6. LanguageEmbedding is now a final class (instead of abstract class) with
private constructor and static create() method. That allows better control over
the evolution of the class and it also allows to cache the created embeddings to
save memory.

7. LanguageEmbedding is now generified with the LanguageEmbedding<T extends
TokenId> which is a generification of the language which it contains.
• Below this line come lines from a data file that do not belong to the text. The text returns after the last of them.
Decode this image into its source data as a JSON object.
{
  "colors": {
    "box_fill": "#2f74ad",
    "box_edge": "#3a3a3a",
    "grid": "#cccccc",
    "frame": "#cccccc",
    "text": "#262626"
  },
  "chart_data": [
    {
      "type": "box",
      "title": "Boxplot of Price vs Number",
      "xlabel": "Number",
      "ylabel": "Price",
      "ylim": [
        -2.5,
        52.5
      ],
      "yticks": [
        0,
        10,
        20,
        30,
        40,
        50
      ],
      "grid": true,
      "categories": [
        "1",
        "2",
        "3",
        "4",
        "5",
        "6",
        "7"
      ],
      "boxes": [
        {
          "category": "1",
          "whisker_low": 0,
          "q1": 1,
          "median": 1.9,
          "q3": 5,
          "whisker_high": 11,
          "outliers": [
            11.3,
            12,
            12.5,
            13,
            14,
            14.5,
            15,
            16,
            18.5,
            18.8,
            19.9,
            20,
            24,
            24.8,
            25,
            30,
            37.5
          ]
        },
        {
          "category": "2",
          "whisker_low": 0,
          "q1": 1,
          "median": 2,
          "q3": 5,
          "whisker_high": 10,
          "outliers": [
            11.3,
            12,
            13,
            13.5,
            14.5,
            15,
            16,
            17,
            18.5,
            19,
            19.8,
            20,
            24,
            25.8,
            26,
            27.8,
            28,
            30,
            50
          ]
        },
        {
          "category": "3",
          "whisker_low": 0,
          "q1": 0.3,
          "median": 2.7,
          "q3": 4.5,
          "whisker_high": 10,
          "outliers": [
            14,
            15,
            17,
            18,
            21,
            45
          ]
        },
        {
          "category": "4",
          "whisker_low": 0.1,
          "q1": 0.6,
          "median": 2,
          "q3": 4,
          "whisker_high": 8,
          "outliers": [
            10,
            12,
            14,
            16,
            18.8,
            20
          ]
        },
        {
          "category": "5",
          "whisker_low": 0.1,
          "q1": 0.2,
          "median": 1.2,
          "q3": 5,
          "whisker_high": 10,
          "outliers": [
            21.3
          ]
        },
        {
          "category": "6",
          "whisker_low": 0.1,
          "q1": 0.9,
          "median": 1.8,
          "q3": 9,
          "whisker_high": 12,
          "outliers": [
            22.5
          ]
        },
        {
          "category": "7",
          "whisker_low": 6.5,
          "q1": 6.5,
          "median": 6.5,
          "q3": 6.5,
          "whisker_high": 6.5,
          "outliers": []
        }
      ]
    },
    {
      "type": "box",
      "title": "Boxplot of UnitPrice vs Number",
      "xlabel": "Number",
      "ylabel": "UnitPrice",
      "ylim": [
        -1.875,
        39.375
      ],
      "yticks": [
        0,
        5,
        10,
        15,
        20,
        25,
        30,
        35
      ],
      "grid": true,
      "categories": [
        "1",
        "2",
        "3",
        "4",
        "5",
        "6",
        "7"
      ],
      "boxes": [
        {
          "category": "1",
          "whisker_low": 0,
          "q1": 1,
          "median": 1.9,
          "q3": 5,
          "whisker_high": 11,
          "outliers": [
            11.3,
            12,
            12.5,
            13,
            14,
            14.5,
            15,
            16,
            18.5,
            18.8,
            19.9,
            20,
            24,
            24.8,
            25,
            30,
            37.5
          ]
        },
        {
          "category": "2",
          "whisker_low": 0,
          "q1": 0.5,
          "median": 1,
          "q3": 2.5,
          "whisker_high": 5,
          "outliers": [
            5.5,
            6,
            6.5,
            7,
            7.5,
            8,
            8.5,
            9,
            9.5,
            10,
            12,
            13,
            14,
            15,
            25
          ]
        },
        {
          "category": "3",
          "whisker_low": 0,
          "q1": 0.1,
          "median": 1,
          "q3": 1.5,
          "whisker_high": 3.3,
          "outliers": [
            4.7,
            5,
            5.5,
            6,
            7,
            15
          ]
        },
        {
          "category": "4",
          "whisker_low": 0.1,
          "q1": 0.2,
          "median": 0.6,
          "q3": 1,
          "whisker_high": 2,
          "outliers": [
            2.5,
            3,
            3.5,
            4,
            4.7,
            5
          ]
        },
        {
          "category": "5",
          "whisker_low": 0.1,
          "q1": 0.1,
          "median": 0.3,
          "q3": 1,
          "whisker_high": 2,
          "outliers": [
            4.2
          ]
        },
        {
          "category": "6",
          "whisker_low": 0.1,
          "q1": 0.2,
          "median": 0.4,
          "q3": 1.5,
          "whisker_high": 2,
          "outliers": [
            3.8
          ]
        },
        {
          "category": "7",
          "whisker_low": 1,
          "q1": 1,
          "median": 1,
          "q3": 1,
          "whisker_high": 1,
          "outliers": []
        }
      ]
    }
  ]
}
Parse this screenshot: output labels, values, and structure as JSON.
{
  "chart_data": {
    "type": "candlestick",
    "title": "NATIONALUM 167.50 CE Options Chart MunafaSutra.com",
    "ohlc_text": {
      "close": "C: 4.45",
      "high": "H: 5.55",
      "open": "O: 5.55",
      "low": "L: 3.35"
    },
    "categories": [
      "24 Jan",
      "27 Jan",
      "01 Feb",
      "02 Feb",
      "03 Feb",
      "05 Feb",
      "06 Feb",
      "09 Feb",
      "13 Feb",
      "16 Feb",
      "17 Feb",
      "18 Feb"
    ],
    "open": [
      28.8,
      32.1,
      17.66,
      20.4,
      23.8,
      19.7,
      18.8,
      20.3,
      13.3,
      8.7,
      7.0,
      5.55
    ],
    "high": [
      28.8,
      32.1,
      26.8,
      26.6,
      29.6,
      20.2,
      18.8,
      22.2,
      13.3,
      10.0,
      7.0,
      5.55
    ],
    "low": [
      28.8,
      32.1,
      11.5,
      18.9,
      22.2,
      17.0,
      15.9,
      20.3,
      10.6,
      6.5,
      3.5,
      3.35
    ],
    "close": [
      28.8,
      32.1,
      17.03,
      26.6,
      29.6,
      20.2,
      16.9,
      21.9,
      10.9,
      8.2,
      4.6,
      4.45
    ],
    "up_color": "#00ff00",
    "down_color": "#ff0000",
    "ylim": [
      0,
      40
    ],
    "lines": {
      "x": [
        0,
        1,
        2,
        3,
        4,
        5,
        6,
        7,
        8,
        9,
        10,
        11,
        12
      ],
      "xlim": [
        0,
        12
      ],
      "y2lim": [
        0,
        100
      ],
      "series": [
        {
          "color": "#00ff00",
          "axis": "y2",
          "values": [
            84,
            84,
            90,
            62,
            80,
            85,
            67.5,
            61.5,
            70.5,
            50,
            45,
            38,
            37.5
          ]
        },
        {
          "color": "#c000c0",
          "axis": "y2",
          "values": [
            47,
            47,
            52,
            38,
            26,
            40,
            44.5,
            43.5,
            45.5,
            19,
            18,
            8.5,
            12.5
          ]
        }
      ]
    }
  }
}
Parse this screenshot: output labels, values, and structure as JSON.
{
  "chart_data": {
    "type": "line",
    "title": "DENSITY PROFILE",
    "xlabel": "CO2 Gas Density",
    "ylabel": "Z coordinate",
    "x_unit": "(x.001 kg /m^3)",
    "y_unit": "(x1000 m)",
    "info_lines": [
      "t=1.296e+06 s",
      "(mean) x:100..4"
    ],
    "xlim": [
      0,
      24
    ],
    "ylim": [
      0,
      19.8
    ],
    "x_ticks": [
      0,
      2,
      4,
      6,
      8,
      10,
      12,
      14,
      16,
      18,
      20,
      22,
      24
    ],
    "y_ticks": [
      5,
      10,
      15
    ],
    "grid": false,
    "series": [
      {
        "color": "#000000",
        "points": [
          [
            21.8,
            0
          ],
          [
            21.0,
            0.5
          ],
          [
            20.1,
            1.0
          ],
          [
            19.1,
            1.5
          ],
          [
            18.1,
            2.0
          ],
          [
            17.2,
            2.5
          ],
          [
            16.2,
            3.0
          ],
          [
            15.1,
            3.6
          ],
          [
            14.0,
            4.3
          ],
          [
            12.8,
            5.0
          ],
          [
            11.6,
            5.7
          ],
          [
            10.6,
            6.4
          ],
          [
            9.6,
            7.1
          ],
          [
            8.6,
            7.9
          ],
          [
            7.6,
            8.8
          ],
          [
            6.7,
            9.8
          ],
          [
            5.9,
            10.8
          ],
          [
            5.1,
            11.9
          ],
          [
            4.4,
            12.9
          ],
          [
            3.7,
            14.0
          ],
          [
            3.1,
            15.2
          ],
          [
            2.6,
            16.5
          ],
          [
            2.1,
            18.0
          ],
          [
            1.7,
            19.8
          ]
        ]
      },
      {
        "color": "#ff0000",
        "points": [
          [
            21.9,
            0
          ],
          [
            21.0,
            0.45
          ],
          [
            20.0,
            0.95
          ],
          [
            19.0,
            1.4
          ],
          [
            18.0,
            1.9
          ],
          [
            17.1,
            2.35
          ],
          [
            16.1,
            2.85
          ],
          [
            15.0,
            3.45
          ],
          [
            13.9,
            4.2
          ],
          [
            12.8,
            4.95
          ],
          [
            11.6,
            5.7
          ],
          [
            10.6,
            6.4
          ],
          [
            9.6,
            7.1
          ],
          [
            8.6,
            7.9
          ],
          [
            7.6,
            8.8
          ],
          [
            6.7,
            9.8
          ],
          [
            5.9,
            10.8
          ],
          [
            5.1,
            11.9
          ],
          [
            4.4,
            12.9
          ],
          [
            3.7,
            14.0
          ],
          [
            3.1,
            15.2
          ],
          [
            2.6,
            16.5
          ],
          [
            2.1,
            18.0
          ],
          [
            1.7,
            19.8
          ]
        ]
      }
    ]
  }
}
8. TokenHierarchy.languagePaths() set contains all language paths used in the
particular token hierarchy. TokenHierarchyEventType.LANGUAGE_PATHS is          
 fired after change of the language paths set.

Comment 2 Miloslav Metelka 2006-11-28 14:42:36 UTC

Created attachment 36320 [details]
Diff of the change

Comment 3 Miloslav Metelka 2006-11-28 15:21:08 UTC

Marking for fasttrack review.

Comment 4 Jesse Glick 2006-11-28 22:34:18 UTC

BTW "diff -u" is generally more readable than "diff -c", especially in an
enormous patch like this one. Easiest to append "diff -u" to your ~/.cvsrc file.

Comment 5 Miloslav Metelka 2006-12-04 15:51:19 UTC

Created attachment 36454 [details]
List of committed files

Comment 6 Miloslav Metelka 2006-12-04 15:52:09 UTC

Committed into trunk.

Comment 7 Jesse Glick 2006-12-04 17:05:25 UTC

Uh, did you mean M6?

Comment 8 Miloslav Metelka 2006-12-04 19:39:53 UTC

Sorry, I've meant M6. Thanks, Jesse.